Diario per mangiatori consapevoli
Per questa ragione, soprattutto all’inizio, sarebbe utilissimo tenere un diario alimentare avendo cura di annotare anche la situazione, il grado di fame, le sensazioni e le emozioni del momento”.
Ebbene, ci ho provato. Per sincera curiosità o forse per una punta di autolesionismo. E una cosa vi posso garantire: la voglia di barare inizia prima ancora di aver compilato la colonna relativa al primo giorno. Dal secondo in poi, ogni cioccolatino in accompagnamento al caffè e ogni presa di patatine sul banco del bar, all’ora dell’aperitivo, cominciano a ispirarti una certa diffidenza. Dal terzo giorno ti accorgi che il biscotto di metà pomeriggio non è poi così buono e che quelle arance che hai comprato qualche giorno fa sono in realtà molto dolci e succose.
“Mangiatori consapevoli – conclude Francesca Noli – si può esserlo per natura, ma con un po’ di pratica chiunque lo può diventare. Nella nostra esperienza abbiamo visto molte persone che ci sono riuscite e siamo certe che anche molti di voi lettori lo diventeranno”.

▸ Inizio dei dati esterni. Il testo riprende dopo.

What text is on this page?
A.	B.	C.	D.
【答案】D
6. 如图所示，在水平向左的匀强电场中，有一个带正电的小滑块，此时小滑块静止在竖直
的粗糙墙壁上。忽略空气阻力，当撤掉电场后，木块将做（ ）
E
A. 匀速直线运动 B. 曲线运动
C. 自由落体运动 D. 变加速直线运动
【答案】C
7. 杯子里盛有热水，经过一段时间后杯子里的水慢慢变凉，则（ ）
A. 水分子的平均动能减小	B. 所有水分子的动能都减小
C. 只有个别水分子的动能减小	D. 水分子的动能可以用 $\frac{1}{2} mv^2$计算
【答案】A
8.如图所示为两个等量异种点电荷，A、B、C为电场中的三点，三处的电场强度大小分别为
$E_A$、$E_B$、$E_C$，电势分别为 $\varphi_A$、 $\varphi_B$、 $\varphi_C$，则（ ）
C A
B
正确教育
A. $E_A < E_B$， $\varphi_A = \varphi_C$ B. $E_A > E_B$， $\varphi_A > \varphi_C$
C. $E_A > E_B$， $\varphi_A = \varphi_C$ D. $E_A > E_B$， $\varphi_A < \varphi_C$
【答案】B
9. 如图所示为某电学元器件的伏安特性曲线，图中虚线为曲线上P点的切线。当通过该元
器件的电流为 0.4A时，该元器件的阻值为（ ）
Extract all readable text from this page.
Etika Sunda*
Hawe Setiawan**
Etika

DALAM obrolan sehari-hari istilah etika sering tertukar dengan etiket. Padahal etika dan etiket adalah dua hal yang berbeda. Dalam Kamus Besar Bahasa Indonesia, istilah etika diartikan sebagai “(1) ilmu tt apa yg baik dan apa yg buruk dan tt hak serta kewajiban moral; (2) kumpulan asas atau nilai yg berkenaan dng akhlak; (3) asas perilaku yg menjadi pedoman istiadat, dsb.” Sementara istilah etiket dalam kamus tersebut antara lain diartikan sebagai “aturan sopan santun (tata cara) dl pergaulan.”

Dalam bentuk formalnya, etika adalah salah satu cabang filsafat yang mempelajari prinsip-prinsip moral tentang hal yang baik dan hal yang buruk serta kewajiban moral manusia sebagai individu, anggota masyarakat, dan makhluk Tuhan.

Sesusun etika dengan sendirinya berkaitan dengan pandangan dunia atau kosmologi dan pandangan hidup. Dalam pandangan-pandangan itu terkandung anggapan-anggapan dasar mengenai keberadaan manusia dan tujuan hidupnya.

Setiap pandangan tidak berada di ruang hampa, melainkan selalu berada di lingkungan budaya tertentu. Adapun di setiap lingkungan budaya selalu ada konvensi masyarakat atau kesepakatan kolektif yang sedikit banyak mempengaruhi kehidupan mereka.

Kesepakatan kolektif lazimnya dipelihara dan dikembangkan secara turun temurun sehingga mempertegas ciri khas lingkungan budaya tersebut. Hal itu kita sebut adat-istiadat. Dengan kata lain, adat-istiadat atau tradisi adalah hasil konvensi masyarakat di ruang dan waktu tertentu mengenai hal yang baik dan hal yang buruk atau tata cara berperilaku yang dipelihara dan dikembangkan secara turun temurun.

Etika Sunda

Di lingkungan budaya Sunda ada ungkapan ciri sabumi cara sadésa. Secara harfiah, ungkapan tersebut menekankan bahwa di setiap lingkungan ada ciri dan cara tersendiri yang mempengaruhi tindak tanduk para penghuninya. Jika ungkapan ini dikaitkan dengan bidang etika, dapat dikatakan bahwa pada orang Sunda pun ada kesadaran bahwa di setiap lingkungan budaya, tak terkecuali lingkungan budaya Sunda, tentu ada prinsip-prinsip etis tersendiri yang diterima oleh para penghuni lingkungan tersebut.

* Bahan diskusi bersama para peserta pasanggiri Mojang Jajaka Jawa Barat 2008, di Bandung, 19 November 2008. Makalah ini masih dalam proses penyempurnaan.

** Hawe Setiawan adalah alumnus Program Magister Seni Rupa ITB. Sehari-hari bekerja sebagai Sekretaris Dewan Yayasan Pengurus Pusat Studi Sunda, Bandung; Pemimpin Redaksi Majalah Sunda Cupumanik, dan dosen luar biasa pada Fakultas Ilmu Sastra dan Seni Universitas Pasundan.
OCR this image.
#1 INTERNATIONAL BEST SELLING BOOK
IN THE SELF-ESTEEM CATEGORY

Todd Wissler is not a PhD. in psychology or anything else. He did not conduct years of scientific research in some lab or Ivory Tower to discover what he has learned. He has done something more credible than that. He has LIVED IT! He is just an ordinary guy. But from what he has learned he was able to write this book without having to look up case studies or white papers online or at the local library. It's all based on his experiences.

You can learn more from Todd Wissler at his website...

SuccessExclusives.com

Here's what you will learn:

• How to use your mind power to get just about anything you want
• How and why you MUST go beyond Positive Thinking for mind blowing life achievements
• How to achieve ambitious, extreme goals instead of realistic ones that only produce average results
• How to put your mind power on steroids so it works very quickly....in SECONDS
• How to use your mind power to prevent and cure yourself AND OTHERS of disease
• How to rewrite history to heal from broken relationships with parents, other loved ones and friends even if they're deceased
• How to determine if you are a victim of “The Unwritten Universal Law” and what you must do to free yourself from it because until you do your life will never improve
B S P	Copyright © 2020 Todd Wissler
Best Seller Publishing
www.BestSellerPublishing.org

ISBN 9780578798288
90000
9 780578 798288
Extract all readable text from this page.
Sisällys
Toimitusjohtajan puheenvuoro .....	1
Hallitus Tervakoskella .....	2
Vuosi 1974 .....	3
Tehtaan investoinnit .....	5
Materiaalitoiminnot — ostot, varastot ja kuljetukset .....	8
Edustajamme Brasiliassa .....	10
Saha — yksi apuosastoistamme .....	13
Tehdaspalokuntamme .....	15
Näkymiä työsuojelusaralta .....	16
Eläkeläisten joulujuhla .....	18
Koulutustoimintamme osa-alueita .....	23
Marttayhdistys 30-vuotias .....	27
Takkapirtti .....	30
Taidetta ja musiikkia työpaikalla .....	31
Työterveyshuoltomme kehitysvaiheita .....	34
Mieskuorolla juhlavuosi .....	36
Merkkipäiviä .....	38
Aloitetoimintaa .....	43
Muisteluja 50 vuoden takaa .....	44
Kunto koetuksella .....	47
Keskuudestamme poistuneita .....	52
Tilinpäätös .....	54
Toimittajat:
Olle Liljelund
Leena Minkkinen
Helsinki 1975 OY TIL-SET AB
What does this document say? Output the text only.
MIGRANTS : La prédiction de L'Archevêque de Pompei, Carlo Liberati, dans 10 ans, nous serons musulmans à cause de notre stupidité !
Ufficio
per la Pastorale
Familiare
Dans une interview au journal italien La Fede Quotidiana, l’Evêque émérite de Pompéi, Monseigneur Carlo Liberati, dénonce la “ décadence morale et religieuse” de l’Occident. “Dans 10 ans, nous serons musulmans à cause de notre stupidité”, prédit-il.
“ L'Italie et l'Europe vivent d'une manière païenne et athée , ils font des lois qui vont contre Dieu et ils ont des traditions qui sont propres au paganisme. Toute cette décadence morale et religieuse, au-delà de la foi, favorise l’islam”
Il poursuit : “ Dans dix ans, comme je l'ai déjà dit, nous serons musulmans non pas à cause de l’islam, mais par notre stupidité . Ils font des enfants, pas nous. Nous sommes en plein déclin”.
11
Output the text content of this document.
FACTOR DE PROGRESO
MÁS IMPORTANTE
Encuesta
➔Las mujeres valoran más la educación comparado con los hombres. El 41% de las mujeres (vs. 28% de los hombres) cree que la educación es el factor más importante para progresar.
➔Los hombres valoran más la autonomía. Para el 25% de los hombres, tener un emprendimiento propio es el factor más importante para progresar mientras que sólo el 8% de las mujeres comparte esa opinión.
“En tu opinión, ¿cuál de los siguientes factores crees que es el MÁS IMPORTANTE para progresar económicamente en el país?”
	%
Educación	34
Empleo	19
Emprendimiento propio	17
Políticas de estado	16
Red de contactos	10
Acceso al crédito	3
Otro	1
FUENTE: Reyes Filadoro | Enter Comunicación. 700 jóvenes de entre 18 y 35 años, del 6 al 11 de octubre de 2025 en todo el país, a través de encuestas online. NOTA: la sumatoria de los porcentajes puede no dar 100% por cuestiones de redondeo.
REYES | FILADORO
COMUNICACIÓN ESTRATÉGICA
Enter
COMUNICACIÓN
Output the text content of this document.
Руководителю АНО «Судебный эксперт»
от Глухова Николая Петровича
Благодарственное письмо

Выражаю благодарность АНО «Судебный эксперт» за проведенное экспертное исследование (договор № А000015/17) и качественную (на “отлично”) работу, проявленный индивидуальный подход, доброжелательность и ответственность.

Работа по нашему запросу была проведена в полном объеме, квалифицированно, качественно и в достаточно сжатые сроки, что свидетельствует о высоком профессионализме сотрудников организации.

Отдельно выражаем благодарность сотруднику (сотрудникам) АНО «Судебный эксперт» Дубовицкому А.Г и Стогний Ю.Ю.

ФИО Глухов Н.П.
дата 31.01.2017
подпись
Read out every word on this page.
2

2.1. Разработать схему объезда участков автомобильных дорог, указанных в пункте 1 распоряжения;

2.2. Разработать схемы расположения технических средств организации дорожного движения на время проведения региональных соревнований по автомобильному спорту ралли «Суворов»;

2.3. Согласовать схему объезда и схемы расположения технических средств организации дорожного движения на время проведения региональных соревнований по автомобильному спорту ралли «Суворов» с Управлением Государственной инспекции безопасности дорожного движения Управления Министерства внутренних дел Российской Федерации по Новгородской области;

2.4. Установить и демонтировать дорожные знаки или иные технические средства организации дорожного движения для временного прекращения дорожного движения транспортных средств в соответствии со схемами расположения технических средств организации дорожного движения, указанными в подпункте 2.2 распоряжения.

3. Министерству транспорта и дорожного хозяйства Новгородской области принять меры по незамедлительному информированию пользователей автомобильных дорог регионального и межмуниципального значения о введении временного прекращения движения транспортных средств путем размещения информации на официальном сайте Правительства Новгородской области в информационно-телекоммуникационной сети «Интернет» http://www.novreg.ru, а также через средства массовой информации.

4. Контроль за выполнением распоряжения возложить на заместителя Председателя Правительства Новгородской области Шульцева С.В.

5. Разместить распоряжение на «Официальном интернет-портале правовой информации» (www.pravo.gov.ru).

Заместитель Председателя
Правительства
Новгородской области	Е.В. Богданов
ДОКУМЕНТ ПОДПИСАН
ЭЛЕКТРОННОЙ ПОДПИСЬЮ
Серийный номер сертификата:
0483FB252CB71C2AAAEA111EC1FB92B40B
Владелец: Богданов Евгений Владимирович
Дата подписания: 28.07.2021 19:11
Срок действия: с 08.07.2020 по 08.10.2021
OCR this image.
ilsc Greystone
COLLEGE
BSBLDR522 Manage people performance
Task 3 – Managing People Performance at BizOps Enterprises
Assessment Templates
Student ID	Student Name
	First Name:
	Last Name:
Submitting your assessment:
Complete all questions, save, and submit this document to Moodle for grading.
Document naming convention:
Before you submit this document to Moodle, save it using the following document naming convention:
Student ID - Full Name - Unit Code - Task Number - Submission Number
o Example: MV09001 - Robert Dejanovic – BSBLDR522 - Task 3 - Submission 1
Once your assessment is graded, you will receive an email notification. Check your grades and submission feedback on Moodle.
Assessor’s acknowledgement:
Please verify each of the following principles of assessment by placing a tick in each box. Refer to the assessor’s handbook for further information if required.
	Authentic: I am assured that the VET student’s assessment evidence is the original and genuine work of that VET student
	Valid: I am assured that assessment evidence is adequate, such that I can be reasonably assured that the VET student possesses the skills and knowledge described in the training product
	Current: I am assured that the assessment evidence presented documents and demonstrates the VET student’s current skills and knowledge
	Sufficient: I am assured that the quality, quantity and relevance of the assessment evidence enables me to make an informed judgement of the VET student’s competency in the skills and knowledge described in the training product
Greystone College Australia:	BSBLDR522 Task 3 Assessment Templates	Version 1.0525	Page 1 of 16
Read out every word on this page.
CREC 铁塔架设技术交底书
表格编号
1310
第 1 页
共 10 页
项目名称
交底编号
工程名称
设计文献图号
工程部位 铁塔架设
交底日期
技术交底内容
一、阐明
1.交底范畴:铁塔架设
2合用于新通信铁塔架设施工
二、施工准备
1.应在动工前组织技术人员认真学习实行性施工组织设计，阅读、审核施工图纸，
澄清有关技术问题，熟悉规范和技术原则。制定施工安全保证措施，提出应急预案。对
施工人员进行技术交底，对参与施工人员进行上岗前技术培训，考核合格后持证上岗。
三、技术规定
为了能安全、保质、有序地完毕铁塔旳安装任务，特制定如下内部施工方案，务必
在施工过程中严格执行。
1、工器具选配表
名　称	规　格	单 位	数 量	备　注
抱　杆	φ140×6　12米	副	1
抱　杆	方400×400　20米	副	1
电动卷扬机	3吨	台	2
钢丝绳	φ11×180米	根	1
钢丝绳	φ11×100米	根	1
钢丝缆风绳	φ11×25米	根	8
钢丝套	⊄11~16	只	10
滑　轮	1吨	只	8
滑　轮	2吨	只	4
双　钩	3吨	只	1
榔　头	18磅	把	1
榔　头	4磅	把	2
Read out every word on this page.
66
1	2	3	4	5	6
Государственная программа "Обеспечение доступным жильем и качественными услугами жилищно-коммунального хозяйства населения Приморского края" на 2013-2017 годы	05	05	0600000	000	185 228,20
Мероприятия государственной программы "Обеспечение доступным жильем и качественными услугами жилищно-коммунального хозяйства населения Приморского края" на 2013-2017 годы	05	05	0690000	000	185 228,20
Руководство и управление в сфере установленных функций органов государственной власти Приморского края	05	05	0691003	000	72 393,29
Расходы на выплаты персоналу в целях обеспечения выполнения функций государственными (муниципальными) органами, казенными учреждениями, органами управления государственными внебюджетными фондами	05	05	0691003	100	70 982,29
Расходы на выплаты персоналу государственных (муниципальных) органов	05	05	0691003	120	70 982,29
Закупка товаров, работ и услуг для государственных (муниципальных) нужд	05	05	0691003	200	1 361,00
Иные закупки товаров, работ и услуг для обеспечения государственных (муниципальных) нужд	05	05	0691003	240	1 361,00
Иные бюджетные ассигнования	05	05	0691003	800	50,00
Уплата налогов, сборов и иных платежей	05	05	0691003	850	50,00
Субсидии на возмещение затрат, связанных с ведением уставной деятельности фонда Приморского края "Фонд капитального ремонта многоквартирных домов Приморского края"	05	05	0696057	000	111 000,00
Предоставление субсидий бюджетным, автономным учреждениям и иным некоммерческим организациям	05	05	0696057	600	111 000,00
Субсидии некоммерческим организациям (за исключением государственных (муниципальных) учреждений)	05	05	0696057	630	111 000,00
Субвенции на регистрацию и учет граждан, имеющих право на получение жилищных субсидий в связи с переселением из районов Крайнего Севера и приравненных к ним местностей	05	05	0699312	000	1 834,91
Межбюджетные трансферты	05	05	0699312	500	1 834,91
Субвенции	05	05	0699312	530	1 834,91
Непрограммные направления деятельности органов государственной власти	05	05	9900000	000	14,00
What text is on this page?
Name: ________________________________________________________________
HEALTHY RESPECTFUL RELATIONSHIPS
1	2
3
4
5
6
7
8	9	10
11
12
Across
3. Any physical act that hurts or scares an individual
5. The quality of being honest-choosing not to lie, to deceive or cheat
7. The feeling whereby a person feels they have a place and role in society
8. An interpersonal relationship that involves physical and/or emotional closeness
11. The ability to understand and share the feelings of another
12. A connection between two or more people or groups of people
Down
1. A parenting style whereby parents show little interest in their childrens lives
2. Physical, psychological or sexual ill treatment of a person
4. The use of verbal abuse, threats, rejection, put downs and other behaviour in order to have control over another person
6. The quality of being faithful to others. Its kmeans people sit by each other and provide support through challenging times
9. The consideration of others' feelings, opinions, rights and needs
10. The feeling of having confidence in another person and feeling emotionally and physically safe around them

Dieta mindful: guida per stabilire un rapporto sereno con il cibo e con se stessi
È nelle quasi duecento pagine della nuova edizione del testo, edito da Red!, che Francesca Noli ed Emanuela Donghi tracciano un originale percorso alla riscoperta di una maggiore consapevolezza verso il cibo, per aiutarci a mangiare in modo salutare provando piacere. E perché no, a riequilibrare il nostro peso e a mantenerlo. Un manuale ricchissimo di suggerimenti pratici: dai trucchi per misurare le porzioni senza bisogno di pesarle alle strategie da adottare di fronte al buffet dell’aperitivo o quando si va a mangiare al ristorante etnico. Il tutto grazie anche al supporto del Mindful Eating, pratica che aiuta a ristabilire un rapporto sereno con il cibo e con se stessi.